Когда Энцо отошел достаточно далеко, я наконец решилась сказать:
— Да… мы хотели бы вернуть вам деньги за футболку.
— Твой папа что-то об этом говорил, но не стоит, не бери в голову.
— Но мне и самой было бы приятно.
— Да не стоит, правда. Ты же не нарочно отпилила себе палец?
Ну вот, опять эти инсинуации. Как бы мне хотелось втолковать ему, папе и всему миру, что человек прекрасно может носить черную одежду без того, чтобы резать себе руки. Что человек необязательно настроен суицидально, если он отказывается постоянно разгуливать с довольным видом и всем улыбаться. Что прежде чем забрасывать камнями мой огород, им не мешало бы задуматься, как они сами справляются со своими страхами, а то я как-то не замечала, чтобы они особо преуспели в их вербализации. Вальтер продолжил:
— У школы наверняка есть какая-то страховка, покрывающая подобные случаи. Я поговорю об этом с директором.

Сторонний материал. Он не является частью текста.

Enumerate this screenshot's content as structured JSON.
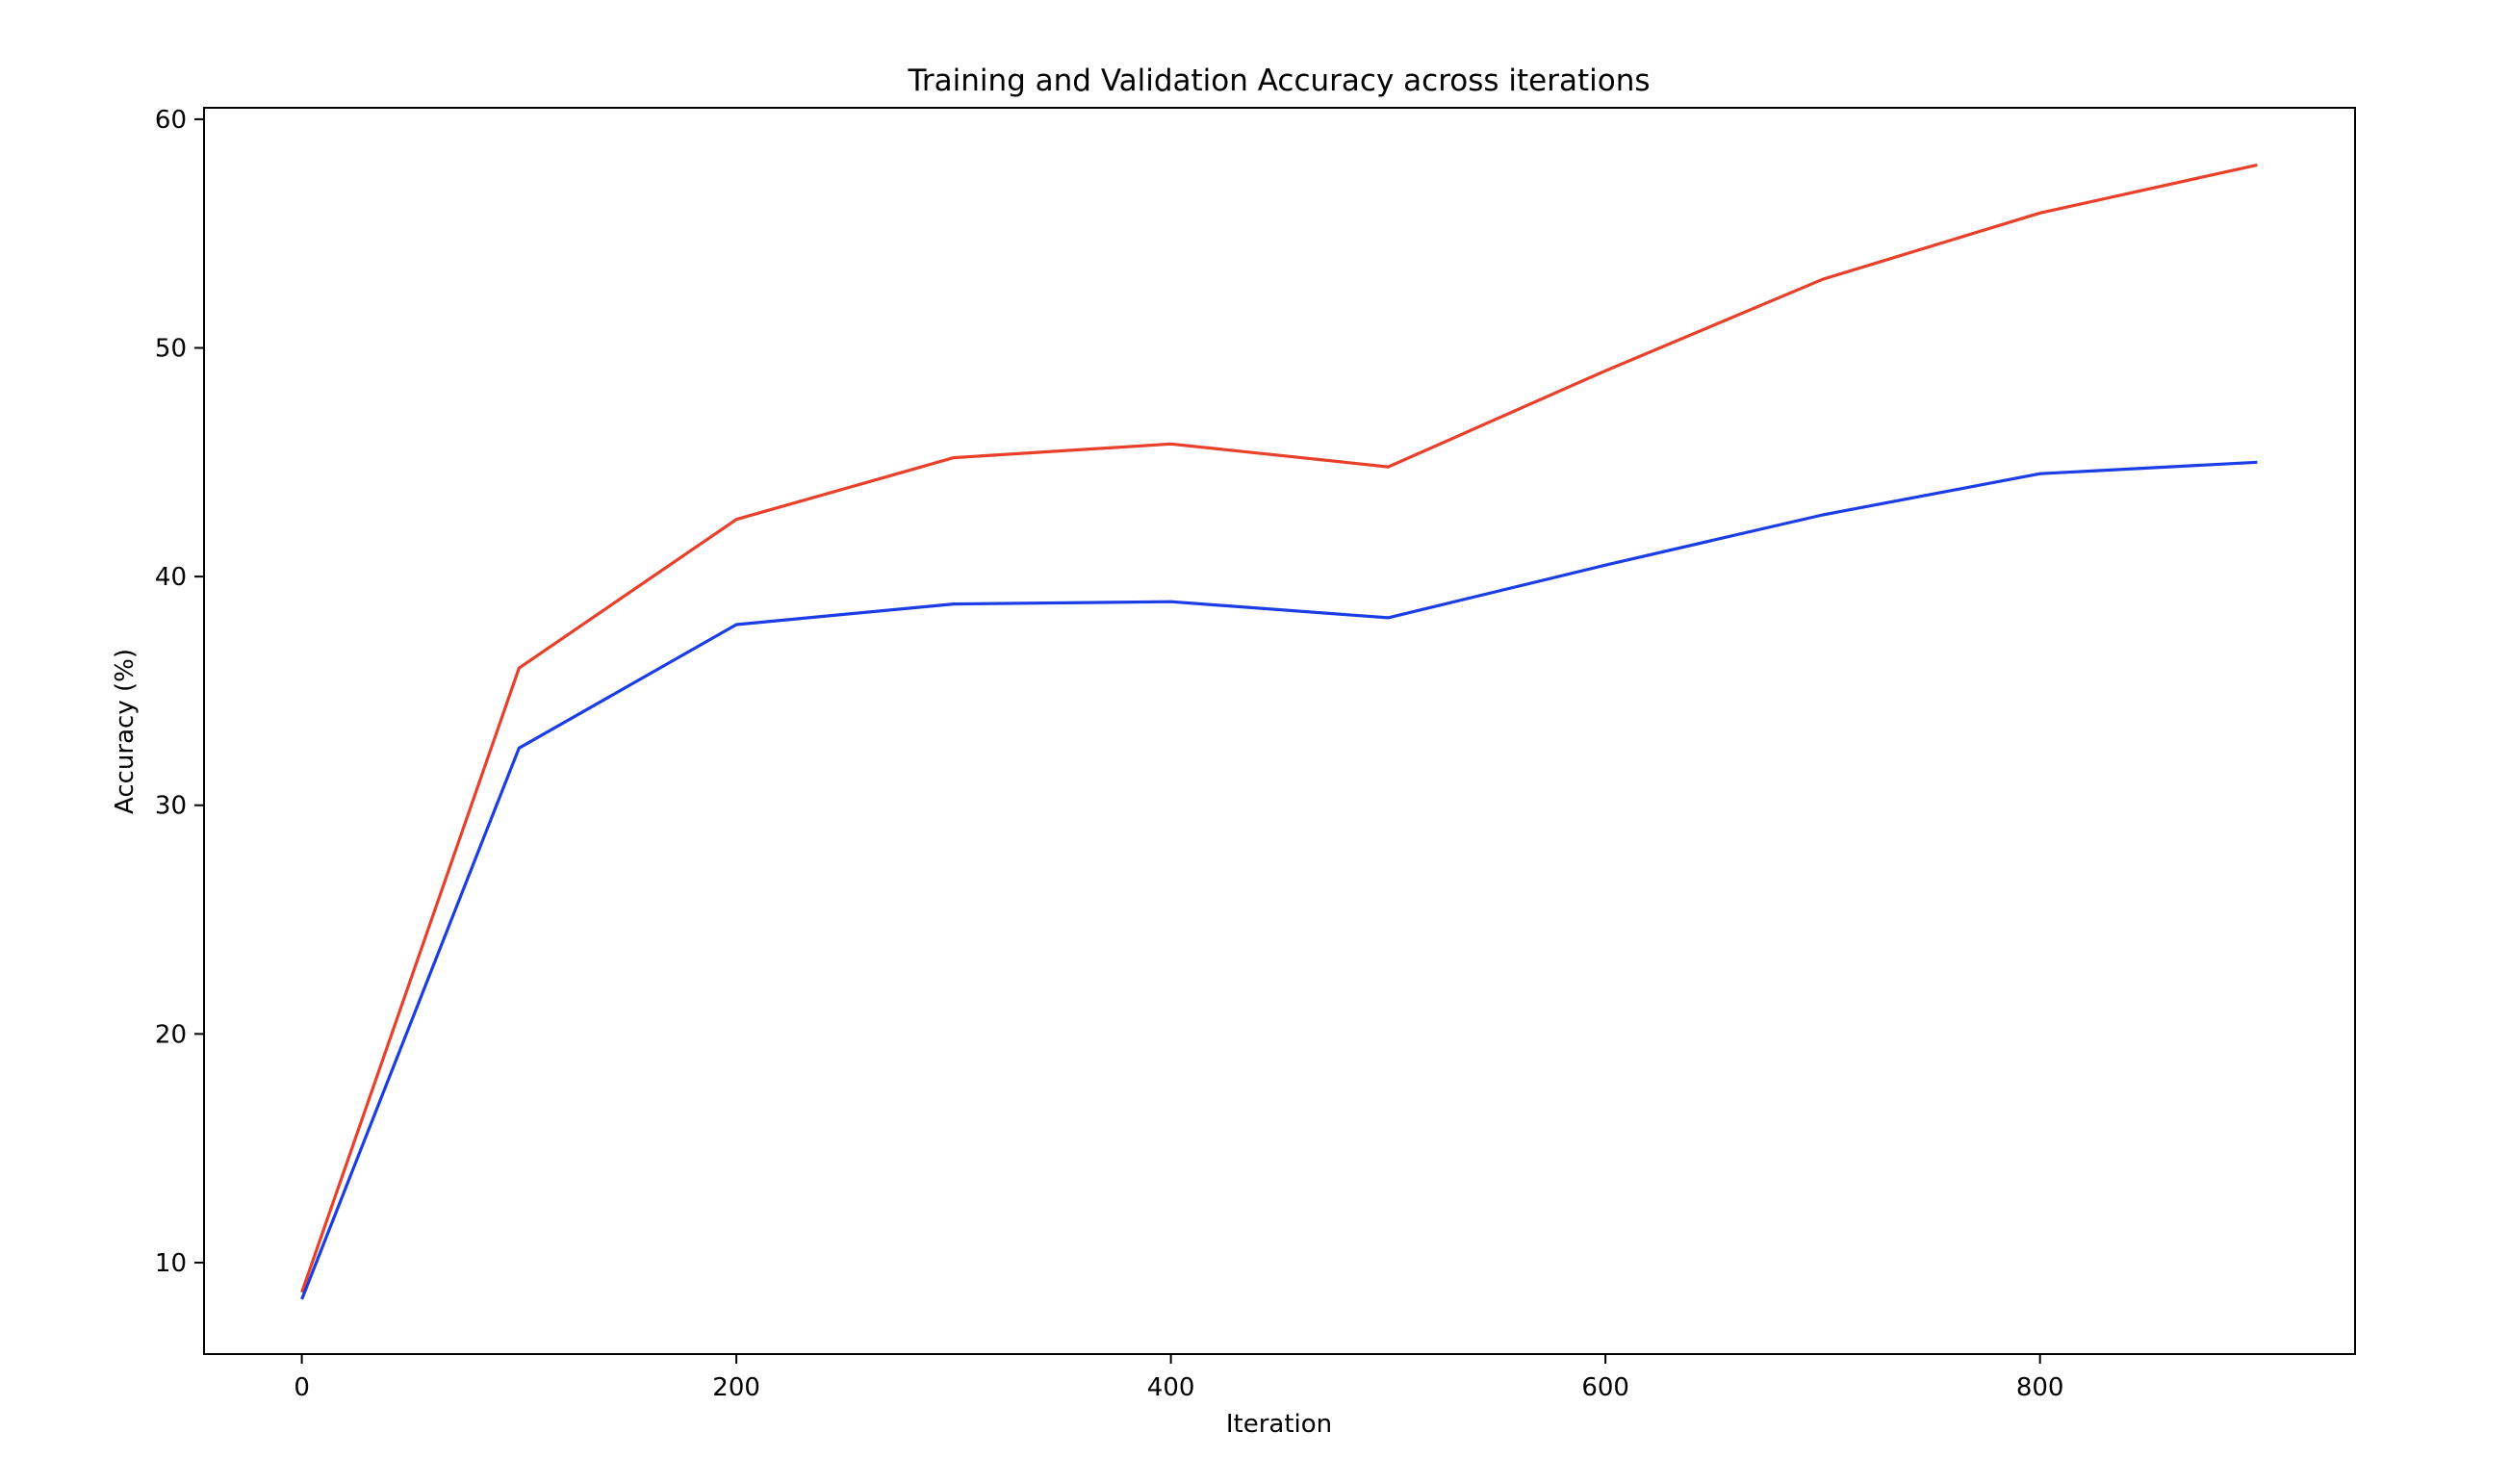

— Ну хорошо, но можно я хотя бы выстираю футболку? В благодарность за помощь.
Вальтер запнулся и наконец ответил:
— Ну да, хорошо, конечно, — сказал он. — Если тебе так хочется.
Я попыталась высвободиться, но Вальтер, казалось, намертво вцепился мне в запястье. Когда я наконец смогла выдернуть руку, он взглянул на меня удивленно. Что это с ним такое? Я заперла шкафчик и отправилась было восвояси, однако уже возле самого кабинета обнаружила, что забыла учебники, и вернулась за ними. Вдалеке я заметила Венделу, лениво бредущую по коридору и наверняка готовую напасть на любого, кто, по ее мнению, выходит за рамки нормы.
Школьный день шел так неспешно, что каждая его минута тянулась добрую четверть часа. Энцо дважды, то есть ровно в два раза больше, чем хотелось бы, пришлось помогать мне застегнуть ширинку; и, кажется, четыре учителя велели мне пойти вымыть лоб. Я каждый раз повиновалась, смывая понемногу лаковую кровь и утверждая, что полностью убрать ее нельзя — рана настоящая, что было отчасти правдой. На это они, как ни странно, ничего не отвечали, не доводя дело до конца, хотя, к примеру, математик был по-настоящему взбешен и орал, брызгая слюной:
— Нет ничего смешного в выстреле в голову!
Я сказала, что совершенно с ним согласна, и почему-то это взбесило его еще больше. Я ему явно не нравилась.